South Africa

Regulating doctors' fees could further harm healthcare

Regulating doctors' fees could further harm healthcare
State-regulated fees on what doctors can charge for their services may leave some considering emigration if the lower tariffs will leave them bankrupt - and this will in turn leave an already overburdened healthcare sector even weaker.

This is one of the concerns that has come to light since Health Minister Aaron Motsoaledi released the National Health Insurance (NHI) and Medical Schemes Amendments bills last week for comment.

Interested parties now have three months to make submissions and comments on the bills.

As the government released the two new bills to enable the establishment of the NHI, factors likely to determine the success and failure of it cannot be ignored.

Premium healthcare for every South African will be a dream come true - as healthcare is a basic human right.

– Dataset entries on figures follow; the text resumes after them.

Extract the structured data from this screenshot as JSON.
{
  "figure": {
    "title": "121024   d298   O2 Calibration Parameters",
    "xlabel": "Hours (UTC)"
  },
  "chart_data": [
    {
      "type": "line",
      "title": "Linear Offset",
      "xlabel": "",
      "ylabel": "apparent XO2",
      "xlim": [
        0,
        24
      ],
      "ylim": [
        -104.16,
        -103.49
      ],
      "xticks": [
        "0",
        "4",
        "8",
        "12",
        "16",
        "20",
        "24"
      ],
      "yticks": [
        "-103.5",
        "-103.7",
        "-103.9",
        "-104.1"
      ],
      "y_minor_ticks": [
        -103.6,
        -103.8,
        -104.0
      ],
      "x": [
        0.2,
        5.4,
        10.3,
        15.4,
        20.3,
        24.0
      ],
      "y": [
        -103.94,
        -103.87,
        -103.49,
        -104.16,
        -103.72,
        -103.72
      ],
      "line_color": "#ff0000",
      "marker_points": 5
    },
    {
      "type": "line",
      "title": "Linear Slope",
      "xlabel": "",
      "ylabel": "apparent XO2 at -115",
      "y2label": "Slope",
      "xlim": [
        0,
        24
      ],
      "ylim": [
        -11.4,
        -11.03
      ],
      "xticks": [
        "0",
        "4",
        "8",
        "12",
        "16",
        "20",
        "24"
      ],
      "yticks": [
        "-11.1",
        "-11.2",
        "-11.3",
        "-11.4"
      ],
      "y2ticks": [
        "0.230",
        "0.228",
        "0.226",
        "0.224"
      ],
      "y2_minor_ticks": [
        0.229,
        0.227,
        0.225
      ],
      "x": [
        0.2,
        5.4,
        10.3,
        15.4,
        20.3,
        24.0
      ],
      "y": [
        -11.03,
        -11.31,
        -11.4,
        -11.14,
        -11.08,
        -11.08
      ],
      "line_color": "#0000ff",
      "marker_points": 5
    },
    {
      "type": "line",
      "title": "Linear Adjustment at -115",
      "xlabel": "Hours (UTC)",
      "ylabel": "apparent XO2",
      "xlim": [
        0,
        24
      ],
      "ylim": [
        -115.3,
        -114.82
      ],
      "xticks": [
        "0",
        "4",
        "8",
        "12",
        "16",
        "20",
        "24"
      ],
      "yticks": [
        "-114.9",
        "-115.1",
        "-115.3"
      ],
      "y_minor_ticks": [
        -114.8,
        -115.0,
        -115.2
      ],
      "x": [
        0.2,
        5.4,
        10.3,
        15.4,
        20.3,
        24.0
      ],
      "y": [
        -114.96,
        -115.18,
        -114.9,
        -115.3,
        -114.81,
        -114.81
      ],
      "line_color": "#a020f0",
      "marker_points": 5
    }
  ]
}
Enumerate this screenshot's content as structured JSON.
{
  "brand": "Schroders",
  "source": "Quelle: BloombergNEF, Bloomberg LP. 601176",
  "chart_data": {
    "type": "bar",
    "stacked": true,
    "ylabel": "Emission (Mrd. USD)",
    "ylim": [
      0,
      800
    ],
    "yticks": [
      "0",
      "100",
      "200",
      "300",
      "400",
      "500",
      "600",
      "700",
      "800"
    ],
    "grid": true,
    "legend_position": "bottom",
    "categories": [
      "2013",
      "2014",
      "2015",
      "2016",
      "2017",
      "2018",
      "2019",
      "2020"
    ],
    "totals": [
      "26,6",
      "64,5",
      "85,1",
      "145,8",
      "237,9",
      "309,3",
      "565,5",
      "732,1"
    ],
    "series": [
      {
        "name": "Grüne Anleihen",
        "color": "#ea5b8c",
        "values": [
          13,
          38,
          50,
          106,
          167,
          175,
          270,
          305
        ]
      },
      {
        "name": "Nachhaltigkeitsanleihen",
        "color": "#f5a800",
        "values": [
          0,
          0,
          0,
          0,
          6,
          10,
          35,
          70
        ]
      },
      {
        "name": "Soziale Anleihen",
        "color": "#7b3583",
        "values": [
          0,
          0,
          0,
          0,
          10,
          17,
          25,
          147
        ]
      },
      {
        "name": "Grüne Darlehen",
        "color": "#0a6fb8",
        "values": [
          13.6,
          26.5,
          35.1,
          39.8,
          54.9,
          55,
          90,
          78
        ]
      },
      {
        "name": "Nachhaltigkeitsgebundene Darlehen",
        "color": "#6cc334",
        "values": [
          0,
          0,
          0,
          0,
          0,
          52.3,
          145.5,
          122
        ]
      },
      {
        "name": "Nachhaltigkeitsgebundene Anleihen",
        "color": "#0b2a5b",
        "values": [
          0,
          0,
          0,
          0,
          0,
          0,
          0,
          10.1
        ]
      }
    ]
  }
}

But factors such as funding, collaboration between the public and private sectors and the availability of a skilled workforce and management arise.

This includes whether this new collaboration can avoid corruption and what will it take to ensure corruption does not rob people of proper healthcare.

The Rapport newspaper on Sunday reported that doctors were ready to oppose the fixed tariff provisions in the bill in court. Rapport said about 3000 doctors who are members of the SA Private Practitioners’ Forum will simply refuse to take part in the project. Its CEO, Dr Chris Archer, told Rapport the forum would go to court to oppose any attempt to introduce across-the-board tariffs.

Henru Krüger, operations manager and legal expert at the Alliance of SA Independent Practitioners’ Associations (Asaipa), also told Rapport that doctors and other medical practitioners would turn to the courts should they be forced to work at fixed rates.

The NHI aims to provide healthcare services to all South Africans, regardless of their income level.

About 16% of South Africans are covered by private healthcare schemes, while the rest rely on the public health system.

According to the Budget delivered in February, the Treasury allocated R4.2 billion to the NHI until March 2021.

Motsoaledi said he had his eye on the R60bn in reserves the medical aid industry had stored away.

There is no doubt the biggest likely winners from the NHI will be the underprivileged. The Board of Healthcare Funders of Southern Africa said it welcomed progress made towards universal healthcare for all. The board represents 45 medical aid schemes, administrators and managed care organisations.

Motsoaledi said the NHI will abolish co-payments, a proposal contained in the amendment bill. This is when a medical aid doesn’t cover 100% of costs and the scheme member has to cover the shortfall.

The amendment means that every cent charged to the patient must be settled fully by the scheme and the patient should not be burdened with having to pay.

But with that will come an uproar from those in the upper tiers who choose private healthcare.

Some may argue that they are already paying exorbitant amounts of tax. But there are examples in developing countries where “relying on referral pathways and leaning on digital solutions have been successful” which South Africa can adjust to, if not, mirror.

The NHI is an ambitious and universal healthcare insurance fund that proposes free top-notch health services to every South African - rich or poor.

The understanding is that once the bill becomes law South Africans would be required to pay towards the fund before they pay for their medical aid premiums if they opt to keep their medical aids.

Addressing the media this week, Motsoaledi said the NHI will pool funds that are contributed by all South Africans into the fund, depending on how much one earns, and will provide everyone with free access to public and private sector providers across the country.

The NHI has been a talking point since 2007 when the ANC adopted the idea at its Polokwane Conference.

Motsoaledi also indicated that government subsidies for public servants and the schemes that are restricted to government employees would eventually be scrapped, as there would be no need for them.

However, those who can afford to pay for medical aids will have an option to top up.

According to the NHI Green Paper, NHI will be implemented in three phases over a 14-year period but the bill does not give an actual date of implementation. The 5-year pilot phase on NHI was phased in in April 2012. The pilots were meant to serve about 10270000 people or 20% of the country’s population.

National Treasury has allocated R1billion for the pilots across 10 districts in the country.